Marketplace Books

Hot Chicken Cookbook: The Fiery History & Red-Hot Recipes of Nashville's Beloved Bird

$23
Author: Timothy Charles Davis

Nashville-style Hot Chicken is the Music City's claim to culinary fame. Entrenched in the city's history, but also fresh enough to contribute to Nashville's exploding national popularity as a creative urban scene, Hot Chicken is an addiction and a sweet, spicy salvation to those who've had it. In The Hot Chicken Cookbook, Timothy Davis, a chef, writer, and Nashville resident, traces the dish's origins back to the late 1930's at Prince's Hot Chicken Shack, a story of love gone wrong, and follows the trail to its white-hot buzz of today. For more perspective on devotion, he visits the Nashville Hot Chicken Festival and talks chicken with The Chew's Carla Hall, Food Network personality Andrew Zimmern, Yo La Tengo's Ira Kaplan, writer of "Return to Hot Chicken", Joe Kwan of the Avett Brothers, and other culinary luminaries like Edward Lee, Linton Hopkins, Sarah Gavigan, Steven Satterfield, and Hugh Acheson.
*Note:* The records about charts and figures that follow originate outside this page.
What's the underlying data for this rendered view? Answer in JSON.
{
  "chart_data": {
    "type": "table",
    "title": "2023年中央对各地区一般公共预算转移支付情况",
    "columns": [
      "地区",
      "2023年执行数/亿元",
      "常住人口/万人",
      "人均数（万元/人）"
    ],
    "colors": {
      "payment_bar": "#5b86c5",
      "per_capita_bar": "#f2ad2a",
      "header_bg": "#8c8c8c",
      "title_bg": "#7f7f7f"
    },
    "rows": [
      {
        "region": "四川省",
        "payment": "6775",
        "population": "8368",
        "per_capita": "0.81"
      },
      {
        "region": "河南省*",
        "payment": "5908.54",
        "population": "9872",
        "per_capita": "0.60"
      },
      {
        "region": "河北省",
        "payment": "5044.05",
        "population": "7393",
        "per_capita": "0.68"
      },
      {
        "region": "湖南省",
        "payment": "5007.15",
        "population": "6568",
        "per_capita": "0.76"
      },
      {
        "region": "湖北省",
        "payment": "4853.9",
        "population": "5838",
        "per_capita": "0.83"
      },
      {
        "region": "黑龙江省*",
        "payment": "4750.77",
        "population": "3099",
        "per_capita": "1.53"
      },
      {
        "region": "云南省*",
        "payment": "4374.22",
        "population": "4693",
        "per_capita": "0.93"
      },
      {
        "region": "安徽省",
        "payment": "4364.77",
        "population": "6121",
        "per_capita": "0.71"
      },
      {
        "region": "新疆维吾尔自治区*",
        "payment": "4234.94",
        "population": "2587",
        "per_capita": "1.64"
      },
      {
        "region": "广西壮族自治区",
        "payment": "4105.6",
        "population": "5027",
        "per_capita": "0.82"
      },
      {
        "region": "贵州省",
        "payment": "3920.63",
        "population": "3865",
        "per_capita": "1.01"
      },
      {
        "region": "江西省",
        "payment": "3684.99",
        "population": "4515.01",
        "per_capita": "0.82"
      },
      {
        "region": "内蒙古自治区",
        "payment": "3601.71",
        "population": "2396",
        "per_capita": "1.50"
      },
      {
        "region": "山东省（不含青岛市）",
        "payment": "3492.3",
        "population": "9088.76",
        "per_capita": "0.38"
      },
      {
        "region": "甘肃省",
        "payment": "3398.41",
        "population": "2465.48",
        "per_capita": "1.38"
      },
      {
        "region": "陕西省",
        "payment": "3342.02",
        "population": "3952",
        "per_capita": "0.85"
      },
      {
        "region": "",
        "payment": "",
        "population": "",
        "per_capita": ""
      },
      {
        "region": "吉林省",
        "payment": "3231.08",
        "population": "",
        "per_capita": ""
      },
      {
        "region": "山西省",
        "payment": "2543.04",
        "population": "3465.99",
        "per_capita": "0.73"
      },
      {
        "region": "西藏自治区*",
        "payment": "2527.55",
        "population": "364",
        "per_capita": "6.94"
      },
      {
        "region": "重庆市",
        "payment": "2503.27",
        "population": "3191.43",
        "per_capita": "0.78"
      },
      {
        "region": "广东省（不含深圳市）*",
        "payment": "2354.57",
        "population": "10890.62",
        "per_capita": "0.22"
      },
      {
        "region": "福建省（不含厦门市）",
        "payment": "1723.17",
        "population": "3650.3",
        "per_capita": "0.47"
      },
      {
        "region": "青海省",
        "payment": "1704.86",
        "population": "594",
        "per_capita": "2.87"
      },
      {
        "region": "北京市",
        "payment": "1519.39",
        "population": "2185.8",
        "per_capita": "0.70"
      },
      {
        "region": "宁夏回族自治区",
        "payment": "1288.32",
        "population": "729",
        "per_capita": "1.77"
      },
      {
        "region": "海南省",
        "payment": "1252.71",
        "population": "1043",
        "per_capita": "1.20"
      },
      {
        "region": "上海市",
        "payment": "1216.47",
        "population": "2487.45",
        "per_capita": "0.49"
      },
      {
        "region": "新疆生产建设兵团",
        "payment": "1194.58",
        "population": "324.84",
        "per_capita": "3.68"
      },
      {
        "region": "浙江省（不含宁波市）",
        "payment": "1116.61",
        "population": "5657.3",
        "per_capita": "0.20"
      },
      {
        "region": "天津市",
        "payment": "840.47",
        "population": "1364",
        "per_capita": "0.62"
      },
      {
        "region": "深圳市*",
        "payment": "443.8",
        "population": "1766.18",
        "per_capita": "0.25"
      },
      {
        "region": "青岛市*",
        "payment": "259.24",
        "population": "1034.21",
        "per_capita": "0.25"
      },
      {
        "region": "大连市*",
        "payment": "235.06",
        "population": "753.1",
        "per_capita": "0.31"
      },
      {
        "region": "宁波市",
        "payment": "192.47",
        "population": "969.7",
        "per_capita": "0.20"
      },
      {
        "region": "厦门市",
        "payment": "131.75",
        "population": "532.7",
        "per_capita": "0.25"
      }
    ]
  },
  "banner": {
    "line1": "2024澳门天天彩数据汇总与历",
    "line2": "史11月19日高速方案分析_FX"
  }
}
Featuring over two-dozen recipes from the finest Hot Chicken restaurants in Nashville and beyond, The Hot Chicken Cookbook tells the tale of Music City's fiery bird going global to influence a world of chefs and eaters.

About the Author
Davis, Timothy Charles: - Timothy Charles Davis has written for a host of outlets, including Saveur, the Christian Science Monitor, Gastronomica, Mother Jones, Salon.com, and The Oxford American. He is a former staff writer and food columnist at Creative Loafing in Charlotte, NC and Weekly Surge in Myrtle Beach, SC. He contributed as an associate editor for Gravy, the official magazine of the Southern Foodways Alliance, and was also a co-writer of The Southern Foodways Alliance Community Cookbook. He lives in Nashville, TN, where he's written for outlets including Nashville Scene, Nashville Lifestyles, and The East Nashvillian, and worked in more restaurant kitchens than he'd care to mention. He's a "hot, extra bread, extra pickles" kind of guy, sometimes dropping down to a "medium" for a few weeks in the interest of self-preservation.